We respond to the call… viens, oui, oui//come, yes, yes (Caputo). Respond to the call to live (whatever it may bring). Respond to be born again into the world as new creations free from the fear of death, where death has been swallowed up. We respond to the call to be unshackled by the need to live, by the need to preserve our self, the need to survive, to hoard, and to leave a legacy. We respond to the call to empty ourselves so that we can live for others (and thus for Christ).

 Stanley Hauerwas says “life must always be viewed fundamentally as a gift, not a ‘right’ that we are entitled to. We cannot participate in ‘rights’ we can only exercise them in self-destructive ways”. This is why the fear of death is the root of sin.
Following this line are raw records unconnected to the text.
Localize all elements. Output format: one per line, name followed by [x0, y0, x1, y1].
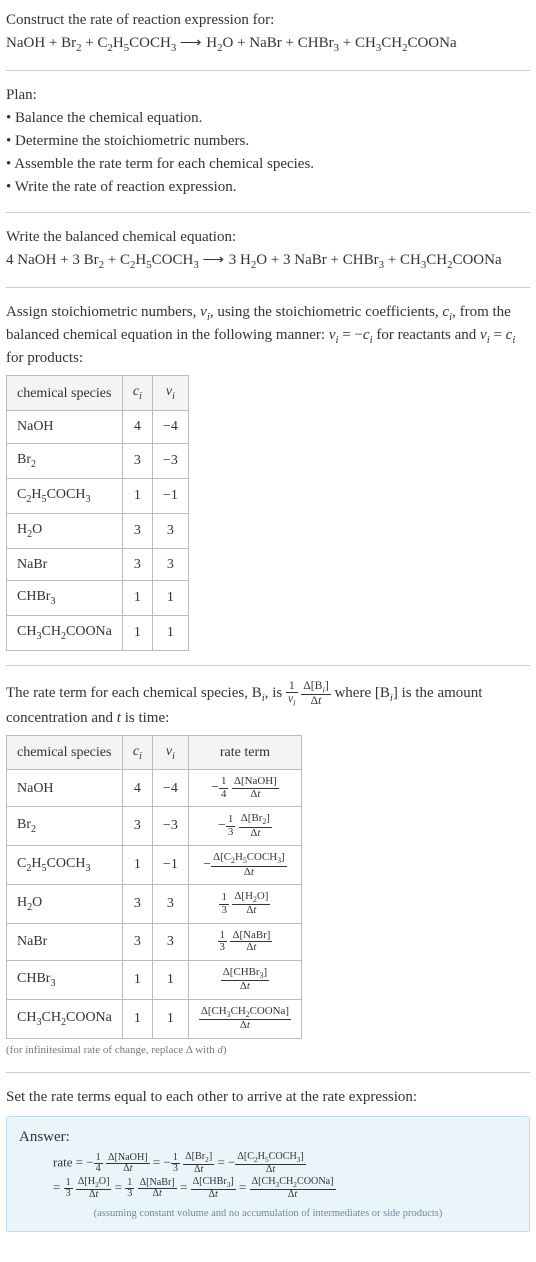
- cell-nu: 1: [152, 616, 188, 651]
- divider: [6, 287, 530, 288]
- cell-c: 4: [122, 411, 152, 444]
- plan-list: • Balance the chemical equation. • Deter…: [6, 108, 530, 198]
- cell-c: 3: [122, 885, 152, 924]
- col-rate-term: rate term: [188, 735, 301, 770]
- cell-c: 1: [122, 478, 152, 513]
- cell-rate-term: −Δ[C2H5COCH3]Δt: [188, 846, 301, 885]
- answer-note: (assuming constant volume and no accumul…: [19, 1207, 517, 1222]
- balanced-heading: Write the balanced chemical equation:: [6, 227, 530, 248]
- cell-c: 3: [122, 513, 152, 548]
- plan-heading: Plan:: [6, 85, 530, 106]
- cell-species: NaBr: [7, 548, 123, 581]
- cell-c: 1: [122, 960, 152, 999]
- table-row: NaOH4−4−14 Δ[NaOH]Δt: [7, 770, 302, 807]
- table-row: CHBr311: [7, 581, 189, 616]
- col-nu: νi: [152, 735, 188, 770]
- table-header-row: chemical species ci νi rate term: [7, 735, 302, 770]
- rate-expression: rate = −14 Δ[NaOH]Δt = −13 Δ[Br2]Δt = −Δ…: [19, 1152, 517, 1201]
- cell-rate-term: 13 Δ[NaBr]Δt: [188, 923, 301, 960]
- cell-species: Br2: [7, 443, 123, 478]
- balanced-equation: 4 NaOH + 3 Br2 + C2H5COCH3 ⟶ 3 H2O + 3 N…: [6, 250, 530, 273]
- divider: [6, 212, 530, 213]
- table-row: Br23−3: [7, 443, 189, 478]
- cell-rate-term: Δ[CH3CH2COONa]Δt: [188, 999, 301, 1038]
- cell-nu: 1: [152, 581, 188, 616]
- rate-expression-line: rate = −14 Δ[NaOH]Δt = −13 Δ[Br2]Δt = −Δ…: [53, 1152, 517, 1175]
- col-c: ci: [122, 735, 152, 770]
- cell-c: 3: [122, 923, 152, 960]
- cell-nu: −1: [152, 846, 188, 885]
- assign-text: Assign stoichiometric numbers, νi, using…: [6, 302, 530, 369]
- table-row: Br23−3−13 Δ[Br2]Δt: [7, 807, 302, 846]
- col-nu: νi: [152, 376, 188, 411]
- cell-species: H2O: [7, 513, 123, 548]
- cell-nu: 3: [152, 885, 188, 924]
- stoichiometry-table: chemical species ci νi NaOH4−4Br23−3C2H5…: [6, 375, 189, 651]
- answer-label: Answer:: [19, 1127, 517, 1148]
- rate-term-intro: The rate term for each chemical species,…: [6, 680, 530, 728]
- cell-nu: −4: [152, 770, 188, 807]
- cell-species: NaOH: [7, 411, 123, 444]
- unbalanced-equation: NaOH + Br2 + C2H5COCH3 ⟶ H2O + NaBr + CH…: [6, 33, 530, 56]
- cell-rate-term: Δ[CHBr3]Δt: [188, 960, 301, 999]
- col-species: chemical species: [7, 735, 123, 770]
- cell-species: C2H5COCH3: [7, 846, 123, 885]
- cell-c: 1: [122, 616, 152, 651]
- cell-rate-term: −13 Δ[Br2]Δt: [188, 807, 301, 846]
- table-row: H2O33: [7, 513, 189, 548]
- cell-species: CH3CH2COONa: [7, 616, 123, 651]
- cell-c: 4: [122, 770, 152, 807]
- cell-nu: 3: [152, 513, 188, 548]
- table-note: (for infinitesimal rate of change, repla…: [6, 1043, 530, 1058]
- col-c: ci: [122, 376, 152, 411]
- plan-item: • Balance the chemical equation.: [6, 108, 530, 129]
- problem-title: Construct the rate of reaction expressio…: [6, 10, 530, 31]
- cell-species: NaOH: [7, 770, 123, 807]
- cell-species: H2O: [7, 885, 123, 924]
- cell-nu: 3: [152, 548, 188, 581]
- table-row: NaOH4−4: [7, 411, 189, 444]
- table-row: NaBr3313 Δ[NaBr]Δt: [7, 923, 302, 960]
- rate-term-table: chemical species ci νi rate term NaOH4−4…: [6, 735, 302, 1039]
- cell-c: 1: [122, 999, 152, 1038]
- cell-c: 3: [122, 548, 152, 581]
- plan-item: • Write the rate of reaction expression.: [6, 177, 530, 198]
- cell-nu: 1: [152, 960, 188, 999]
- cell-species: CHBr3: [7, 960, 123, 999]
- cell-c: 1: [122, 846, 152, 885]
- cell-species: NaBr: [7, 923, 123, 960]
- plan-item: • Assemble the rate term for each chemic…: [6, 154, 530, 175]
- table-row: C2H5COCH31−1−Δ[C2H5COCH3]Δt: [7, 846, 302, 885]
- cell-rate-term: −14 Δ[NaOH]Δt: [188, 770, 301, 807]
- table-row: CH3CH2COONa11Δ[CH3CH2COONa]Δt: [7, 999, 302, 1038]
- col-species: chemical species: [7, 376, 123, 411]
- table-row: H2O3313 Δ[H2O]Δt: [7, 885, 302, 924]
- answer-box: Answer: rate = −14 Δ[NaOH]Δt = −13 Δ[Br2…: [6, 1116, 530, 1232]
- divider: [6, 1072, 530, 1073]
- cell-c: 1: [122, 581, 152, 616]
- divider: [6, 70, 530, 71]
- cell-rate-term: 13 Δ[H2O]Δt: [188, 885, 301, 924]
- cell-species: C2H5COCH3: [7, 478, 123, 513]
- set-equal-text: Set the rate terms equal to each other t…: [6, 1087, 530, 1108]
- cell-nu: 3: [152, 923, 188, 960]
- cell-nu: −4: [152, 411, 188, 444]
- cell-nu: 1: [152, 999, 188, 1038]
- table-header-row: chemical species ci νi: [7, 376, 189, 411]
- table-row: CHBr311Δ[CHBr3]Δt: [7, 960, 302, 999]
- table-row: CH3CH2COONa11: [7, 616, 189, 651]
- plan-item: • Determine the stoichiometric numbers.: [6, 131, 530, 152]
- cell-nu: −1: [152, 478, 188, 513]
- table-row: NaBr33: [7, 548, 189, 581]
- cell-c: 3: [122, 443, 152, 478]
- cell-c: 3: [122, 807, 152, 846]
- cell-nu: −3: [152, 807, 188, 846]
- cell-species: Br2: [7, 807, 123, 846]
- cell-species: CH3CH2COONa: [7, 999, 123, 1038]
- cell-nu: −3: [152, 443, 188, 478]
- divider: [6, 665, 530, 666]
- cell-species: CHBr3: [7, 581, 123, 616]
- rate-expression-line: = 13 Δ[H2O]Δt = 13 Δ[NaBr]Δt = Δ[CHBr3]Δ…: [53, 1177, 517, 1200]
- table-row: C2H5COCH31−1: [7, 478, 189, 513]
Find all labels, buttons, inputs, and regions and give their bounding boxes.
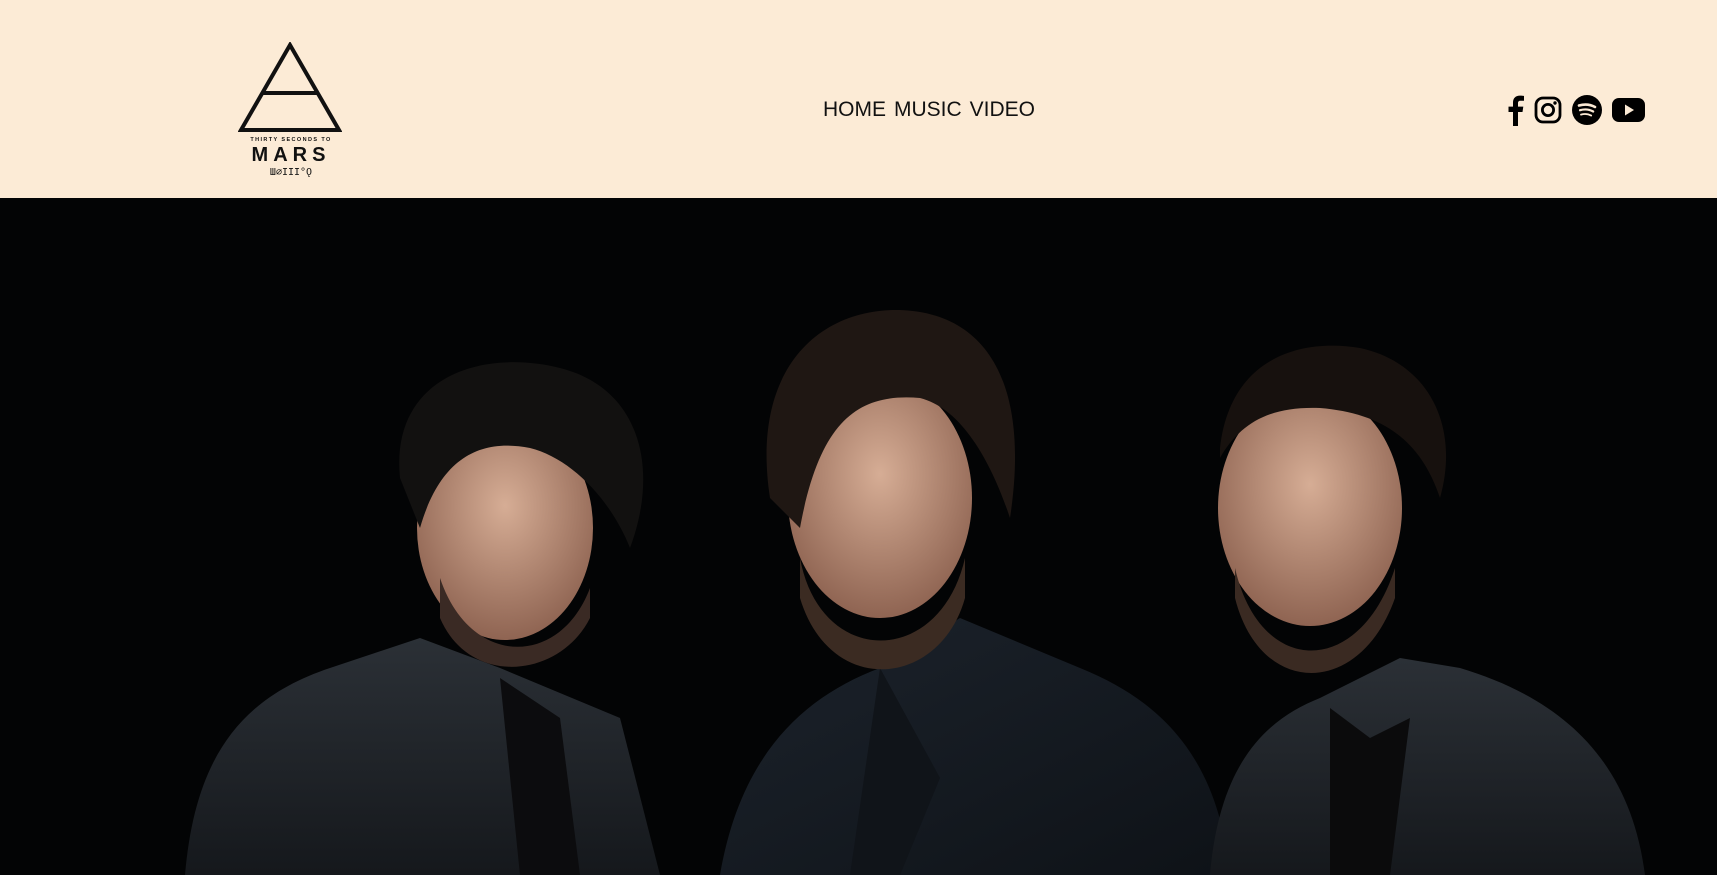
- social-links: [1506, 94, 1645, 131]
- triangle-logo-icon: [238, 42, 342, 132]
- site-header: THIRTY SECONDS TO MARS Ш⌀ІІІ°Ǫ HOME MUSI…: [0, 0, 1717, 198]
- logo-tagline: THIRTY SECONDS TO: [250, 137, 332, 143]
- nav-home[interactable]: HOME: [823, 98, 886, 122]
- youtube-icon[interactable]: [1612, 98, 1645, 127]
- logo-glyphs: Ш⌀ІІІ°Ǫ: [269, 167, 313, 178]
- main-nav: HOME MUSIC VIDEO: [823, 98, 1035, 122]
- logo-name: MARS: [251, 144, 331, 166]
- hero-band-photo: [0, 198, 1717, 875]
- band-photo-image: [0, 198, 1717, 875]
- band-logo[interactable]: THIRTY SECONDS TO MARS Ш⌀ІІІ°Ǫ: [236, 42, 346, 182]
- facebook-icon[interactable]: [1506, 94, 1524, 131]
- nav-music[interactable]: MUSIC: [894, 98, 962, 122]
- instagram-icon[interactable]: [1534, 96, 1562, 129]
- nav-video[interactable]: VIDEO: [970, 98, 1035, 122]
- spotify-icon[interactable]: [1572, 95, 1602, 130]
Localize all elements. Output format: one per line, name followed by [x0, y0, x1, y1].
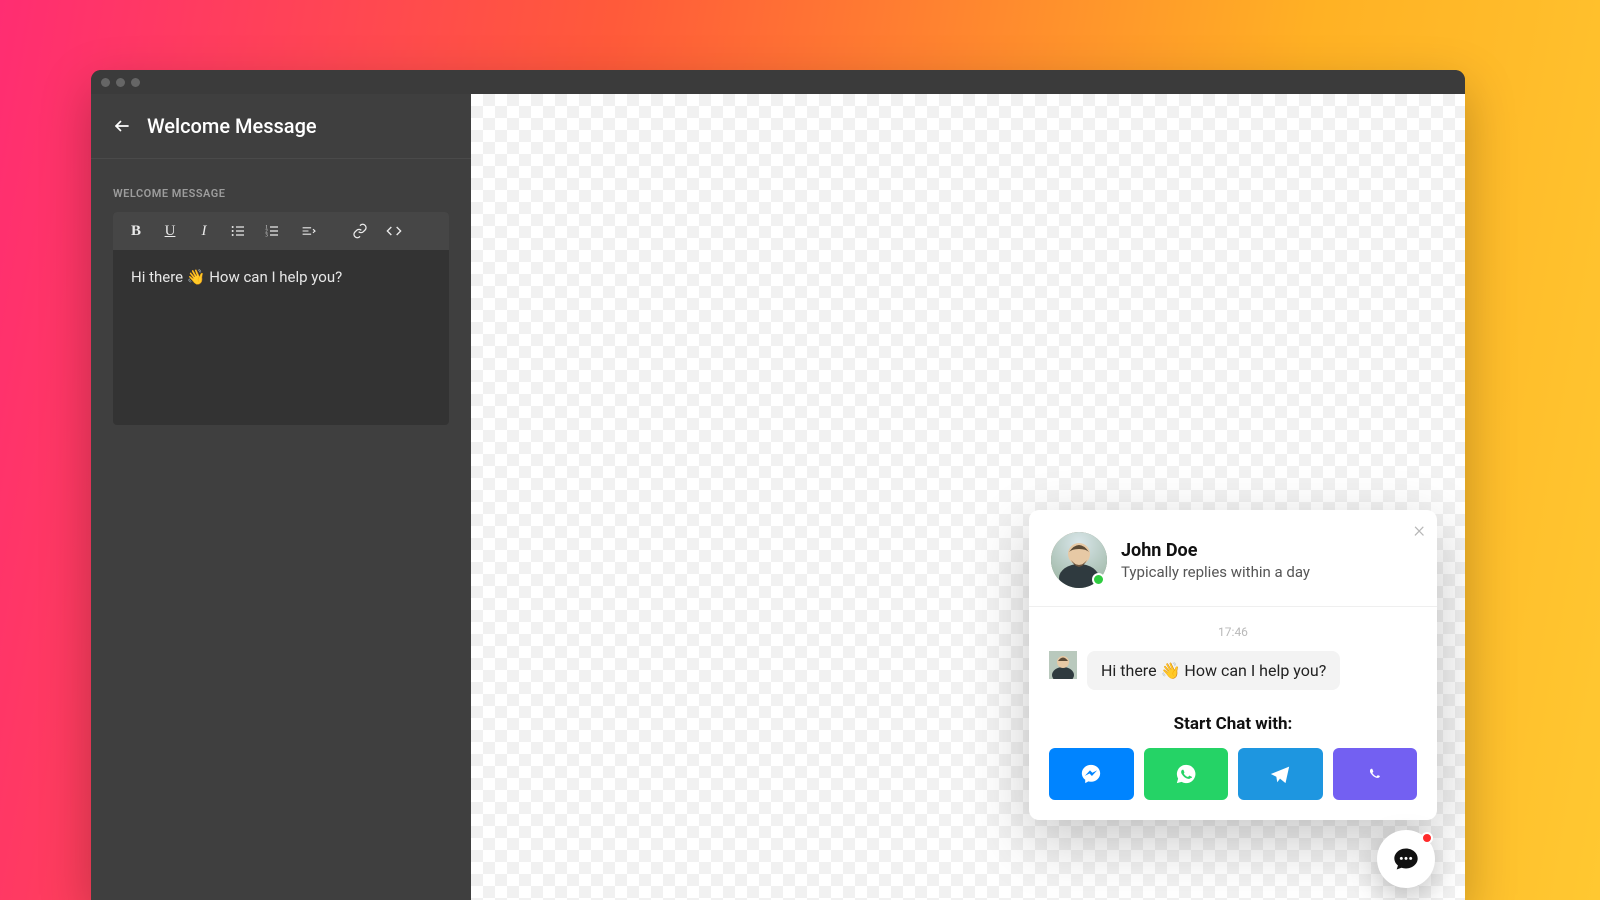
agent-avatar: [1051, 532, 1107, 588]
mini-avatar: [1049, 651, 1077, 679]
numbered-list-button[interactable]: 123: [255, 216, 289, 246]
bold-button[interactable]: B: [119, 216, 153, 246]
message-bubble: Hi there 👋 How can I help you?: [1087, 651, 1340, 690]
back-arrow-icon[interactable]: [113, 117, 131, 135]
message-timestamp: 17:46: [1049, 625, 1417, 639]
whatsapp-icon: [1175, 763, 1197, 785]
messenger-icon: [1080, 763, 1102, 785]
notification-dot: [1421, 832, 1433, 844]
sidebar: Welcome Message WELCOME MESSAGE B U I: [91, 94, 471, 900]
rich-text-editor: B U I 123: [113, 212, 449, 425]
channel-buttons: [1049, 748, 1417, 800]
align-button[interactable]: [289, 216, 329, 246]
window-dot-3: [131, 78, 140, 87]
chat-header: John Doe Typically replies within a day: [1029, 510, 1437, 607]
reply-time-text: Typically replies within a day: [1121, 563, 1310, 581]
section-label: WELCOME MESSAGE: [113, 187, 449, 200]
message-row: Hi there 👋 How can I help you?: [1049, 651, 1417, 690]
italic-button[interactable]: I: [187, 216, 221, 246]
bullet-list-button[interactable]: [221, 216, 255, 246]
underline-button[interactable]: U: [153, 216, 187, 246]
sidebar-header: Welcome Message: [91, 94, 471, 159]
telegram-button[interactable]: [1238, 748, 1323, 800]
chat-launcher-button[interactable]: [1377, 830, 1435, 888]
editor-toolbar: B U I 123: [113, 212, 449, 250]
agent-name: John Doe: [1121, 540, 1310, 561]
page-title: Welcome Message: [147, 114, 317, 138]
close-icon[interactable]: ×: [1413, 520, 1425, 542]
message-input[interactable]: Hi there 👋 How can I help you?: [113, 250, 449, 425]
viber-icon: [1364, 763, 1386, 785]
preview-canvas: ×: [471, 94, 1465, 900]
chat-icon: [1392, 845, 1420, 873]
presence-dot: [1092, 573, 1105, 586]
chat-widget: ×: [1029, 510, 1437, 820]
messenger-button[interactable]: [1049, 748, 1134, 800]
window-titlebar: [91, 70, 1465, 94]
app-window: Welcome Message WELCOME MESSAGE B U I: [91, 70, 1465, 900]
start-chat-label: Start Chat with:: [1049, 714, 1417, 734]
telegram-icon: [1269, 763, 1291, 785]
viber-button[interactable]: [1333, 748, 1418, 800]
window-dot-2: [116, 78, 125, 87]
link-button[interactable]: [343, 216, 377, 246]
code-button[interactable]: [377, 216, 411, 246]
whatsapp-button[interactable]: [1144, 748, 1229, 800]
svg-text:3: 3: [265, 233, 268, 238]
window-dot-1: [101, 78, 110, 87]
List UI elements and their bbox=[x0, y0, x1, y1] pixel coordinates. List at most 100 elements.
How can we be gracious, hospitable, loving, or faithful when we hold our life tightly, squeezing it in mortal terror, blinded by the chance that might slip between our fingers? The self, emptied of the self, embraces the depth of life through the devotion to the other, and by this it overcomes the fear of death and embraces the call of the New Being, the call to love… and by this they will know that we are his disciples.